I voted Election sticker - 1Vote because you can, and because you owe it to your nation and its continued successes, for yourself, and for every other American besides.

Your freedom depends upon it! Not because someone else is acting to take it, but because you are considering giving it away through inaction.

Let freedom ring; give it your own voice.

And if you couldn’t be bothered to vote when you had the right to do so, don’t even try to engage in political debate with me. I consider you to have abdicated the right for me to hear your opinions by your inaction on Election Day.

3 thoughts on “Vote because it is your civic duty; your freedom depends upon it

  1. As someone who comes from a place where officials watched you vote (doubly dismal because there was usually only 1 person to vote for), I heartily agree – voting is essential and not to be taken for granted. But, I am a little dubious about trying to get people to just vote as a primary objective: it seems to me that people who are on the fence about whether they plan to vote or not probably haven’t spent a ton of time developing reasoned, informed opinions. I’m not sure it helps anything to just have larger numbers of people show up and vote. What we want is *informed*, *reasonable* people to vote – it’s their votes we need, not random votes. So I guess I would prefer to exert pressure not at the point of “go vote” but at the upstream point of “go learn the necessary background info, figure out what you believe, and then go vote”. Without that first part, they may as well stay home. Note, I’m not suggesting we keep anyone from voting; I’m just suggesting that whatever tiny influence we have on what people do, should be applied at the critical part of getting them informed and making a reasoned decision, not just maximizing the number of warm bodies into the poll booths.

    • Do you suppose the average citizen was better “informed” or more “reasonable” when this nation was founded in the 18th C? I doubt it!

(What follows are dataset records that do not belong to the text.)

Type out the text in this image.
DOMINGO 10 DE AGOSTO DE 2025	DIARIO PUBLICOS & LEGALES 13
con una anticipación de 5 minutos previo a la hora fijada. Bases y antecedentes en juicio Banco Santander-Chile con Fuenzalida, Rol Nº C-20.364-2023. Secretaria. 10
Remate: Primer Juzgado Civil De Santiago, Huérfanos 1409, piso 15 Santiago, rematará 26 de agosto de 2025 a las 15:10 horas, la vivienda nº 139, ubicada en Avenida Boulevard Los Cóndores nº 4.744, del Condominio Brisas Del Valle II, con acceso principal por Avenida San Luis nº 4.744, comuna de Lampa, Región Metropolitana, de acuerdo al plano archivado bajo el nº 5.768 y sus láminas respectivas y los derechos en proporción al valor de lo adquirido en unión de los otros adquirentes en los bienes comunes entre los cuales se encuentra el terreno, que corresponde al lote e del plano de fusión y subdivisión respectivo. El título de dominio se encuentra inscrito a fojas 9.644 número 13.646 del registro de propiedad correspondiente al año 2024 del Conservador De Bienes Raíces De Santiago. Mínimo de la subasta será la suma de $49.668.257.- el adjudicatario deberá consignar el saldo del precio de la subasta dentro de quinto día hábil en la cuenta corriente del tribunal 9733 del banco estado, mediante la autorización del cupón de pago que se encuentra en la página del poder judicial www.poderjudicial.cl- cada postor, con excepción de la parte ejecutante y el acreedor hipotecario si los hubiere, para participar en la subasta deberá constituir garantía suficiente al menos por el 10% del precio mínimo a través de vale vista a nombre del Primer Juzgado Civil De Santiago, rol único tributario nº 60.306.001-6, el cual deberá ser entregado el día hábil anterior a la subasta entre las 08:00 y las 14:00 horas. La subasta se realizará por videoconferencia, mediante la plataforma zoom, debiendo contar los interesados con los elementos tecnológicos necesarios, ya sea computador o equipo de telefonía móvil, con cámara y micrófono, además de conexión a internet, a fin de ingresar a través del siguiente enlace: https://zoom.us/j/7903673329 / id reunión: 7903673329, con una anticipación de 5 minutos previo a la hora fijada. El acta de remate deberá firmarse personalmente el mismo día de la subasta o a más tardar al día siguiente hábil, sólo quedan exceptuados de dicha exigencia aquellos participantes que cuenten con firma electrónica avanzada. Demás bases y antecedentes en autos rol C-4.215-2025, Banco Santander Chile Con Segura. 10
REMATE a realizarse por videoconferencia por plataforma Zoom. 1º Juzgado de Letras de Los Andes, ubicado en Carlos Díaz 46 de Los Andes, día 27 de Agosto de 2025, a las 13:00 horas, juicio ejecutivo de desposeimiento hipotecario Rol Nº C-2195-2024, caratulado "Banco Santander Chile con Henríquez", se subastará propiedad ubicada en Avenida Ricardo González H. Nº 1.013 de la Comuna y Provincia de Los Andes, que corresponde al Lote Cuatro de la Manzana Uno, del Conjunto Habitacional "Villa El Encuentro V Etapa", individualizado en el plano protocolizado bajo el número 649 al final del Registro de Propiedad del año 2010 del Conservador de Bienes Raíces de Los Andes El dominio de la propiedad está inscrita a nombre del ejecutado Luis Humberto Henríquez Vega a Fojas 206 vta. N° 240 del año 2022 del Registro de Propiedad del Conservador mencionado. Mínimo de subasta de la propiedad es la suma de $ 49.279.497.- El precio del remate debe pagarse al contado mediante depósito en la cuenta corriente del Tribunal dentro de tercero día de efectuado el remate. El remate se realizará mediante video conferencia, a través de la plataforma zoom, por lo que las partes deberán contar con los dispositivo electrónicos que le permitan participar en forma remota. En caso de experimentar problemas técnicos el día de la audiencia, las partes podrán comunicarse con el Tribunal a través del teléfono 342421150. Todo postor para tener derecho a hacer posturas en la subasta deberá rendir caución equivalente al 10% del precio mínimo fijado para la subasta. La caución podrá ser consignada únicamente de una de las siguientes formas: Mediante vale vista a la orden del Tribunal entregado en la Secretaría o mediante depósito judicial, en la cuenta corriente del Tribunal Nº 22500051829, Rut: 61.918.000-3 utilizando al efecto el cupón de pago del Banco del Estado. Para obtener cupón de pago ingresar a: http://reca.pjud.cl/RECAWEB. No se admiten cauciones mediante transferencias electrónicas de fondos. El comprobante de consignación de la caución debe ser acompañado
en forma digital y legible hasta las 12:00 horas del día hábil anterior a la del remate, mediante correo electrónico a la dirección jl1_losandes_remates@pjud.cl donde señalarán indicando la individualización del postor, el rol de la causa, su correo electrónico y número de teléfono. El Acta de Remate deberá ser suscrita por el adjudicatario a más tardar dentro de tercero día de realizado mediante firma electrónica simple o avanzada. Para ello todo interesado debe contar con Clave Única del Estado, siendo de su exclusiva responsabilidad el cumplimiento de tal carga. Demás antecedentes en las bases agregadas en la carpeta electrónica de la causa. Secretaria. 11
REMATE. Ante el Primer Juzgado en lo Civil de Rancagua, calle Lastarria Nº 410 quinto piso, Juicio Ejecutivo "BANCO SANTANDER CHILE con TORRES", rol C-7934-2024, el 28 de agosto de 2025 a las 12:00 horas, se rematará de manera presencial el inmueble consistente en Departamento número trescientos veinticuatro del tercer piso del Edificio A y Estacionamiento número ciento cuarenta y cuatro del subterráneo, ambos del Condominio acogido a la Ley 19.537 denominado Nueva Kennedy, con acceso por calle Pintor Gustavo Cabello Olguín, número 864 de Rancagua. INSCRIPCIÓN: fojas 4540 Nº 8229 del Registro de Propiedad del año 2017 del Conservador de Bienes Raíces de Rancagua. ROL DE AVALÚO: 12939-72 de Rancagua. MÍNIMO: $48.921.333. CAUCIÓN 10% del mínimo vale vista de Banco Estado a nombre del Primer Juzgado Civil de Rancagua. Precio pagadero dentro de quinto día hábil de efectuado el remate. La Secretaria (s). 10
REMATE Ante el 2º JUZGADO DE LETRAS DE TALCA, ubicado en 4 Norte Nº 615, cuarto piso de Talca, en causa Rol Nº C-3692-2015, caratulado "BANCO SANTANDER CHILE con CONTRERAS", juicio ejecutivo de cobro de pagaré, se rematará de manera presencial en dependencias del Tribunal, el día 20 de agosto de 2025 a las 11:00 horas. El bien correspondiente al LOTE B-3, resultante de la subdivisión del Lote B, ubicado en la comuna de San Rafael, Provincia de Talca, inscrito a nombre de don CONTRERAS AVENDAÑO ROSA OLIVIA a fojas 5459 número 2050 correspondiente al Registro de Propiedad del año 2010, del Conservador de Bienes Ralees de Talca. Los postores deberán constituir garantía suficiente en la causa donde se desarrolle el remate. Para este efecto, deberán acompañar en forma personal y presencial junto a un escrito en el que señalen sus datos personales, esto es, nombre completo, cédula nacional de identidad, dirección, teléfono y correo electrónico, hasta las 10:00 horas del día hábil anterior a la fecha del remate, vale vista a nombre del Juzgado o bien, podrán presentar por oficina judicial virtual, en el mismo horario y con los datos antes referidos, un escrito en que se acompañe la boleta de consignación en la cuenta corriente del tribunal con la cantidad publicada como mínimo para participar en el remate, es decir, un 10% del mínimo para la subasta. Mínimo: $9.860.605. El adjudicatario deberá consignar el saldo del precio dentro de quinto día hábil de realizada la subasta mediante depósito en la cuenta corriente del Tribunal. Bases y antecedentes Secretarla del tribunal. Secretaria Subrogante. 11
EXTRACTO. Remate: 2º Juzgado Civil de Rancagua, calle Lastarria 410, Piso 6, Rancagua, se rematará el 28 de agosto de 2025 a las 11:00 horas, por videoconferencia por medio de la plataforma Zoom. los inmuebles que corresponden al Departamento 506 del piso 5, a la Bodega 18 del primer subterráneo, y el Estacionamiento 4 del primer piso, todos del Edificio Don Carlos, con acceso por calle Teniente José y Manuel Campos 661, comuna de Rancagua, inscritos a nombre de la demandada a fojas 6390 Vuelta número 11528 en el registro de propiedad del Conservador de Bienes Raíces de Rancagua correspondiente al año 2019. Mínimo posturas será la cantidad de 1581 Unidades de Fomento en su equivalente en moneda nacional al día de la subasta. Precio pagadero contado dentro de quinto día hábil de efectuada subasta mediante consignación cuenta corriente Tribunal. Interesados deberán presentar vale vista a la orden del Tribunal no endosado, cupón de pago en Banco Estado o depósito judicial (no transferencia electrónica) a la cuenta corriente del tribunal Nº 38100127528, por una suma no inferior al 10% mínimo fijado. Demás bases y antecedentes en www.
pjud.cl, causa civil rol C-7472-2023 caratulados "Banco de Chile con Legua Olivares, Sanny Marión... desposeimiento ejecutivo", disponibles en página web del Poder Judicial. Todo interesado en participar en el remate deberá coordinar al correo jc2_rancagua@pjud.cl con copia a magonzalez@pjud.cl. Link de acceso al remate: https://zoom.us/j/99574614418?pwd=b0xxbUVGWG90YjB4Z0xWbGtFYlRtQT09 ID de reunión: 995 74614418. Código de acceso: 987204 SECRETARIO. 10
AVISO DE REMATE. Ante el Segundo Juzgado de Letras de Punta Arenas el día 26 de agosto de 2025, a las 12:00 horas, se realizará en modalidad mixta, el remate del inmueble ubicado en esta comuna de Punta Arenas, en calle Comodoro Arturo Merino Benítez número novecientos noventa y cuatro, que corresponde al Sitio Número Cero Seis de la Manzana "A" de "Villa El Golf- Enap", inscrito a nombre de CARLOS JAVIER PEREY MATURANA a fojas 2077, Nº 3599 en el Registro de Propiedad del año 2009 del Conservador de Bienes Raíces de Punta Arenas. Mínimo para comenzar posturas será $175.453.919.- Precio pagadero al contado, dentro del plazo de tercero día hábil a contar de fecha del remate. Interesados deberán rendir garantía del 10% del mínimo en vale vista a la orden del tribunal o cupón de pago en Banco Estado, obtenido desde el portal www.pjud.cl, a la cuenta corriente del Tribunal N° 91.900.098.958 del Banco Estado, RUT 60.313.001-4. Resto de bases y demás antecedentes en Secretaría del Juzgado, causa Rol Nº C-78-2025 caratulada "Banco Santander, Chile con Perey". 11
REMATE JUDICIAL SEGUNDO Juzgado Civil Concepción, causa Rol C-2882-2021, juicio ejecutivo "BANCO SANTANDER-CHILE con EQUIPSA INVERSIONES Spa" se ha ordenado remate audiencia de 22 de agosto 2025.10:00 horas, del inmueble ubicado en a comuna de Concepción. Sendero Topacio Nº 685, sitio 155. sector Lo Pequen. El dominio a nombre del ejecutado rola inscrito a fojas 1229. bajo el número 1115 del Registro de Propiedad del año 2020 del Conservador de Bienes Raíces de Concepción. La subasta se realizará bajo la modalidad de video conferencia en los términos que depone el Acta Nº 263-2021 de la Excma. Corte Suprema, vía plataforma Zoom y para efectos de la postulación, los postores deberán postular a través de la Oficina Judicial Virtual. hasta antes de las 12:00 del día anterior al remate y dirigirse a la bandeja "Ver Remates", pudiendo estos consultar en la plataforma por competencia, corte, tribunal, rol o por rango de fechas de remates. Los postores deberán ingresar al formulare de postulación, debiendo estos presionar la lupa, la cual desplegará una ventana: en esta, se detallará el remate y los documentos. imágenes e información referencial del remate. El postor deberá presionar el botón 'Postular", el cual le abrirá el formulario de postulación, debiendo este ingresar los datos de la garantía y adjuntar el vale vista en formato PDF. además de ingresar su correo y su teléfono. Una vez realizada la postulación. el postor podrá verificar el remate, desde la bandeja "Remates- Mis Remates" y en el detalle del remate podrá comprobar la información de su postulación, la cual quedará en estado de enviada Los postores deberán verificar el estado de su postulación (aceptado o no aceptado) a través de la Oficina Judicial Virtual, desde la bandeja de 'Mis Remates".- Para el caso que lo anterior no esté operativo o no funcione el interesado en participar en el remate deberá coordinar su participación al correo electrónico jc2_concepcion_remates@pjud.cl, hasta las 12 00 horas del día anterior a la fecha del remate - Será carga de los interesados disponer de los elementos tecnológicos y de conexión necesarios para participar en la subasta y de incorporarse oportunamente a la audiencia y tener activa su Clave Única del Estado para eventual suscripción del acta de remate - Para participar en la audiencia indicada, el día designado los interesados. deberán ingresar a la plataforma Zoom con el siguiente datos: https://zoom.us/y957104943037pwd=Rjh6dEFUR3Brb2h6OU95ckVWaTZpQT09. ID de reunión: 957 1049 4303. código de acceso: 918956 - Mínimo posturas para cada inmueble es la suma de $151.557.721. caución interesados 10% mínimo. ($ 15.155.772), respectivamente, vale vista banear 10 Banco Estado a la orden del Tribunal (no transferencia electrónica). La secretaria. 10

      I’ve heard it reasoned that the Founding Fathers crafted a representative democracy for exactly that reason: to temper the common man’s potential lack of sophistication with the actions of elected men (who would ostensibly be better educated, etc.)
      //Note: use of “men” because the founders were men and the voters at the time were also all male.//

      Almost all voters are well aware of their fundamental orientation, conservative or democratic. Selecting a party ticket is a valid, if rather vapid, option for casting a vote.

      A less sophisticated voter may only have strong opinions about the more press-covered, high-profile races. S/he can elect to fill in only those sections of the ballot. Votes should be counted even on ballots that haven’t been completed fully. (I hope this is true in all US districts, but have only checked for places where I’ve lived personally!)

      By your logic, no one but a real estate attorney should buy a house. The rest of us don’t follow every word of the legal jargon on our inch-thick stack of closing papers, and yet…

      Going to the polls is the best way to learn how to be a voter at the polls! Your first ballot, you may be flummoxed. Next time, you may know to read up ahead of time. I like the AAUW site to help me prepare to vote. I’ve just read about http://www.ballotready.org which seems to be a similar site.

  2. As someone who teaches teachers, I have always thought that we (and I would include the United Kingdom, most European nations, the United States and Canada–much of the western world really), do an incredibly poor job of educating our prospective voters with regard to politics, career politicians, and being able to sort the wheat from the chaff with regard to evidence-based argument. Nevertheless, even if it comes down to an “I align myself with one party of another” position in the voting booth, it is absolutely the civic duty of every citizen to take part in elected administration at whatever level. If you don’t vote, you really have precious-little right to complain if the government of the day moves in a way you don’t like.

    What a great post, and nicely said.